Sore di Lapangan Pajajaran
Senja sudah turun saat Ernawan Witarsa (52) baru datang ke Lapangan Padjadjaran, Kota Bandung, Jawa Barat, Rabu pertengahan April lalu. Masih dengan baju seragam bank tempatnya bekerja, dia meminta tujuh anak asuhnya, atlet atletik Jabar, bersiap di garis start. Sebagian lainnya bersiap di beberapa titik lari estafet. ”Tolong dipegang pijakan startnya biar tidak lepas,” kata Ernawan saat salah seorang pelari gagal melesat karena papan startnya bergeser.
Sejak 2002, Ernawan menjalani peran ganda. Pagi hingga sore hari, ia bekerja di salah satu bank swasta di Bandung. Baru sepulang kerja, di antara waktunya yang terbatas, ia menjalani kariernya sebagai pelatih atletik Jabar.

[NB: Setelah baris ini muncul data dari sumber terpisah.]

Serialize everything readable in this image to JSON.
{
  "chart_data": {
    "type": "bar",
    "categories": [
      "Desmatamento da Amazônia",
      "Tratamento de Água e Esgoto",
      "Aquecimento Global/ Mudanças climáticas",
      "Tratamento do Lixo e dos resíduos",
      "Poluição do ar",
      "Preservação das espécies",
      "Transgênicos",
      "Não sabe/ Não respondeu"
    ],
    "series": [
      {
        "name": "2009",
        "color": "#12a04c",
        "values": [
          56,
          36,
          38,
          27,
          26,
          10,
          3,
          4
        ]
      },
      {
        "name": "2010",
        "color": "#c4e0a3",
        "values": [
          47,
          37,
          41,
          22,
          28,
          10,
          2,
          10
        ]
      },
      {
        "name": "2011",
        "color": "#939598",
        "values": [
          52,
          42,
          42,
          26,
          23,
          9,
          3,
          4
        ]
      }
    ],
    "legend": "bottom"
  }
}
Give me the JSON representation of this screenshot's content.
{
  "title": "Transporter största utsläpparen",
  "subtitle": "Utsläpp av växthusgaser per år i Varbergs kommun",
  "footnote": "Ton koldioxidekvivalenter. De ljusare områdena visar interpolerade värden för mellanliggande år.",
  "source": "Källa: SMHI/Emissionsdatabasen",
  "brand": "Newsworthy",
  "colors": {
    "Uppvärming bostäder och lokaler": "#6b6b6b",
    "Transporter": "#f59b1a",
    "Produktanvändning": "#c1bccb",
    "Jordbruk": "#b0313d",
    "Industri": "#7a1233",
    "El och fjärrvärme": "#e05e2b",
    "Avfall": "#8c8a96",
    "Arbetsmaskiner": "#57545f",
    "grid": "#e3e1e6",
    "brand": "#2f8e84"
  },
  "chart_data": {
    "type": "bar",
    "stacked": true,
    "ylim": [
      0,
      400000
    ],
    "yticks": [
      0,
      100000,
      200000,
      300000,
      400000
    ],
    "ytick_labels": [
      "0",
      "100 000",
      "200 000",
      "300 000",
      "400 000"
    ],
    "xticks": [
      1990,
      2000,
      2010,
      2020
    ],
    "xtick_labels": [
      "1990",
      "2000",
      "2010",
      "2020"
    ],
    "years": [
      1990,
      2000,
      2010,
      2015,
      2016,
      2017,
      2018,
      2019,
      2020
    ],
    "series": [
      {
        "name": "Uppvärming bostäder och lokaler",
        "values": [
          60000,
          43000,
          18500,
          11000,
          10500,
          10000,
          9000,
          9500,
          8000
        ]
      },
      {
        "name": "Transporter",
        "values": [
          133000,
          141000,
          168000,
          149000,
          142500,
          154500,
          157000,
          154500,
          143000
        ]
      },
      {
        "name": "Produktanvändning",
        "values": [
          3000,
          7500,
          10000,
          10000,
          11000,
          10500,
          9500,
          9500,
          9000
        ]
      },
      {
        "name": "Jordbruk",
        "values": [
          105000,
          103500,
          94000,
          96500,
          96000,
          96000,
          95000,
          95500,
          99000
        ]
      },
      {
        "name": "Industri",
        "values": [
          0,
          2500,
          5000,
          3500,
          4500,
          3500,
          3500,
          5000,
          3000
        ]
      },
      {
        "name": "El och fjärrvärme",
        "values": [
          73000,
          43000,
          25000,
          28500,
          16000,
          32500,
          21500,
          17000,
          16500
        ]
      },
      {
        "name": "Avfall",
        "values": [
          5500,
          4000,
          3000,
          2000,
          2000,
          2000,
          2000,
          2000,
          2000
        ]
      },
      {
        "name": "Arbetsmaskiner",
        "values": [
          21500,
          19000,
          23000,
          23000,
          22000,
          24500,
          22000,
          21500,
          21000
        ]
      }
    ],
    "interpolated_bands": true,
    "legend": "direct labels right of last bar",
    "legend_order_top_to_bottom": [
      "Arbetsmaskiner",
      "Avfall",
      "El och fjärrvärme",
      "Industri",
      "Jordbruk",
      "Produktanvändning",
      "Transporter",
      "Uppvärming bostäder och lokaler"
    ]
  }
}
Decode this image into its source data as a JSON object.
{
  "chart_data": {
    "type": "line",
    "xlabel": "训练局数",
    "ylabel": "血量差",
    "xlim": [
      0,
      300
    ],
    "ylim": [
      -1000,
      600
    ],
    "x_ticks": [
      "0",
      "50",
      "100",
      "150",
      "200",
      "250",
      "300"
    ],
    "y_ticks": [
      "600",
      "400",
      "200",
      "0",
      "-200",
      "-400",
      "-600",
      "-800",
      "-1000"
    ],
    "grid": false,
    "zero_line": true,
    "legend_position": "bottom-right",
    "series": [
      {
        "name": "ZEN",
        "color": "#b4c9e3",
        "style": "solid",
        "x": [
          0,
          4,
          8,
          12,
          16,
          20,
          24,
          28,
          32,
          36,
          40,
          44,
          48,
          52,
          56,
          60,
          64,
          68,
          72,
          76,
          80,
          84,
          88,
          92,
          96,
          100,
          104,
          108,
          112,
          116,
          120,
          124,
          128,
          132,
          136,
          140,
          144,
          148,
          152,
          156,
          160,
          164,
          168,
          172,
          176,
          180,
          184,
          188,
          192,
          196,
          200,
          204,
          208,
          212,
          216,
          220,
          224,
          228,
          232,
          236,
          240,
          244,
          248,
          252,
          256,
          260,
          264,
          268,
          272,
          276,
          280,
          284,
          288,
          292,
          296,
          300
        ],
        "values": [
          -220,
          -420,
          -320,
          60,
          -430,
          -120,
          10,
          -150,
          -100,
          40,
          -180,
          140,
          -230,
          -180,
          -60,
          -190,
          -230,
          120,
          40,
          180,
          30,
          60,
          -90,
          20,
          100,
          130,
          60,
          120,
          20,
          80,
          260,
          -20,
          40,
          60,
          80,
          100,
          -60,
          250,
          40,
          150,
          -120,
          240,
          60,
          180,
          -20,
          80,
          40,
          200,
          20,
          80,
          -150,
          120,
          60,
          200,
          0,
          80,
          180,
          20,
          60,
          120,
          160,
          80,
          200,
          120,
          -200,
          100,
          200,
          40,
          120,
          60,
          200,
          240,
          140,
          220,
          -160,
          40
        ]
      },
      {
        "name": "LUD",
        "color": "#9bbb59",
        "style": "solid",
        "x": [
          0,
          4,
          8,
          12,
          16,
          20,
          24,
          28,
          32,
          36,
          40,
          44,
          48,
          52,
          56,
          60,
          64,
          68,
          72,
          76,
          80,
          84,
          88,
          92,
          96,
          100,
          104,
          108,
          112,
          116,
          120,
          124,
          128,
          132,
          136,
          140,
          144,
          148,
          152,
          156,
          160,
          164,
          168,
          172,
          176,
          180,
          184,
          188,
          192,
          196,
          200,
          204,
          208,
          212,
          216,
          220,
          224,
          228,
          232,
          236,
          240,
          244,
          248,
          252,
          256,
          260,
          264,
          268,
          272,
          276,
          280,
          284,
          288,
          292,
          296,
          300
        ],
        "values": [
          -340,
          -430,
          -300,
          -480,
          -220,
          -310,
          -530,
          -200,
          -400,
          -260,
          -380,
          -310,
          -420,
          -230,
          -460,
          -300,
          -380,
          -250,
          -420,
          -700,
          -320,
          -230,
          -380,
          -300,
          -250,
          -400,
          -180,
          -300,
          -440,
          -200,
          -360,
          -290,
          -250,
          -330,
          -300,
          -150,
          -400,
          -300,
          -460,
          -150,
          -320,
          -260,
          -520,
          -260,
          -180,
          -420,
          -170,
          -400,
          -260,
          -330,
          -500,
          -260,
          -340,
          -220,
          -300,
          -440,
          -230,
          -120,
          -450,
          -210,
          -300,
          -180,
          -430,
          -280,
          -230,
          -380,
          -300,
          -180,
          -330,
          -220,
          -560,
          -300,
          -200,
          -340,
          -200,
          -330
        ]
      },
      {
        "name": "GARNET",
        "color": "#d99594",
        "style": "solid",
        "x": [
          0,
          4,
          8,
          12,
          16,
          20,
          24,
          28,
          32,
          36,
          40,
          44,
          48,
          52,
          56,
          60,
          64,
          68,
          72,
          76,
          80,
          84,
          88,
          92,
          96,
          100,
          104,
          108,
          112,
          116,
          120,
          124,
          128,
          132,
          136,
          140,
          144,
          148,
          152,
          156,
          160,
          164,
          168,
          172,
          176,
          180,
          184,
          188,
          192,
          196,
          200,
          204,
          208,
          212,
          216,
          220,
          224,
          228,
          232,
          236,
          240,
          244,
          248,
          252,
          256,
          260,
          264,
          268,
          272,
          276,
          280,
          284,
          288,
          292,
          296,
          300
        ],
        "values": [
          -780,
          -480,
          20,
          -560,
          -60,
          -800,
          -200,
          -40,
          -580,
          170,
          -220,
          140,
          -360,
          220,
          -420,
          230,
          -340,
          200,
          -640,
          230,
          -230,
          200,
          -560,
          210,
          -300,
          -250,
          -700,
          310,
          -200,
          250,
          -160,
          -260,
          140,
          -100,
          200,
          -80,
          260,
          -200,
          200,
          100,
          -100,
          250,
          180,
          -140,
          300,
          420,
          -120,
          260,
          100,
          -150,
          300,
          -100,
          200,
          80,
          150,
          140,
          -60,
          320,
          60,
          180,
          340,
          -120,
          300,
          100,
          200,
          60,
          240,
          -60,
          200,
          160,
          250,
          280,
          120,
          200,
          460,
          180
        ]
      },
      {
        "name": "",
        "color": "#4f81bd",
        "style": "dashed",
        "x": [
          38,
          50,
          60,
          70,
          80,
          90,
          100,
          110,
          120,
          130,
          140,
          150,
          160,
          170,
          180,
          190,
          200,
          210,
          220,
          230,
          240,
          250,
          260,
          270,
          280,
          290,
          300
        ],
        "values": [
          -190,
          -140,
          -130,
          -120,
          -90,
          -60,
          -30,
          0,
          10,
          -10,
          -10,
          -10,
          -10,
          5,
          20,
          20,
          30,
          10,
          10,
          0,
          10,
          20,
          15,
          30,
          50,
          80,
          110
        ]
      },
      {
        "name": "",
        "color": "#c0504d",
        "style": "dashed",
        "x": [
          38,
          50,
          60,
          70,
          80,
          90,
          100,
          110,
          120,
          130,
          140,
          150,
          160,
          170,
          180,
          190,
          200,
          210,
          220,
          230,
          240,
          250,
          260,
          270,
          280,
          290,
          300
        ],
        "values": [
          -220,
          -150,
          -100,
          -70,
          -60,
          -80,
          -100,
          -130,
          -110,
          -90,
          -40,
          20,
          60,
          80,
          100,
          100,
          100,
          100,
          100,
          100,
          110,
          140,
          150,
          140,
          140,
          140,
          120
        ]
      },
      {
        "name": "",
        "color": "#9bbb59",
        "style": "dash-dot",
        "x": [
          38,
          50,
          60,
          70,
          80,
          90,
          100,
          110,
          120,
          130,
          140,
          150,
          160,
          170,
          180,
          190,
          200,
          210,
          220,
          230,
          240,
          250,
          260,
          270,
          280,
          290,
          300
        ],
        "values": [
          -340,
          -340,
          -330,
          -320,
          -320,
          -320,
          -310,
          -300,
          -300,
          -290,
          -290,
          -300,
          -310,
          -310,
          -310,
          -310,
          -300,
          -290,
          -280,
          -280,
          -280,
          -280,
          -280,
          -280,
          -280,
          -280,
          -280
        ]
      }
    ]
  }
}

Seperti sore itu, hanya beberapa kali latihan start dan lari estafet, gelap semakin menyelimuti lintasan lari. Latihan pun terpaksa dihentikan karena jarak pandang semakin terbatas. Lampu di lapangan tak lagi mendukung. ”Nanti saya kirim modul latihan untuk memperkuat pola latihan kalian,” kata Ernawan kepada atlet yang diasuhnya.
KOMPAS/RONY ARIYANTO NUGROHO
Ernawan Witarsa, pelari Olimpiade 1984 dan pelatih lari
Sudah berkali-kali Ernawan mengungkapkan keterbatasan ini kepada anak asuhnya. Dia bahkan mempersilakan mereka mencari pelatih lain jika waktu latihan dirasa belum ideal.
Namun, alih-alih pindah, anak asuhnya memilih setia. ”Saya sudah cocok dengan pelatih. Kami bisa curhat. Selain program latihan, dia rajin mengingatkan kami agar tak lupa sekolah,” kata Anandra Wahyu (19), salah seorang atlet didikan Ernawan.
Hari itu, Anandra kembali menumpahkan kegalauan suasana hatinya yang belum sepenuhnya fokus berlatih lari. ”Kira-kira kenapa ya, Pak, saya belum merasa enak ketika lari?” tanya Anandra. ”Kurang istirahat sepertinya. Kurang tidur?” kata Ernawan. ”Iya, memang, sedang banyak tugas di kampus, Pak,” ujar Anandra, mahasiswa semester II di salah satu perguruan tinggi di Bandung. ”Memang harus diatur waktunya, tetapi, ingat, jangan lupakan sekolah,” katanya.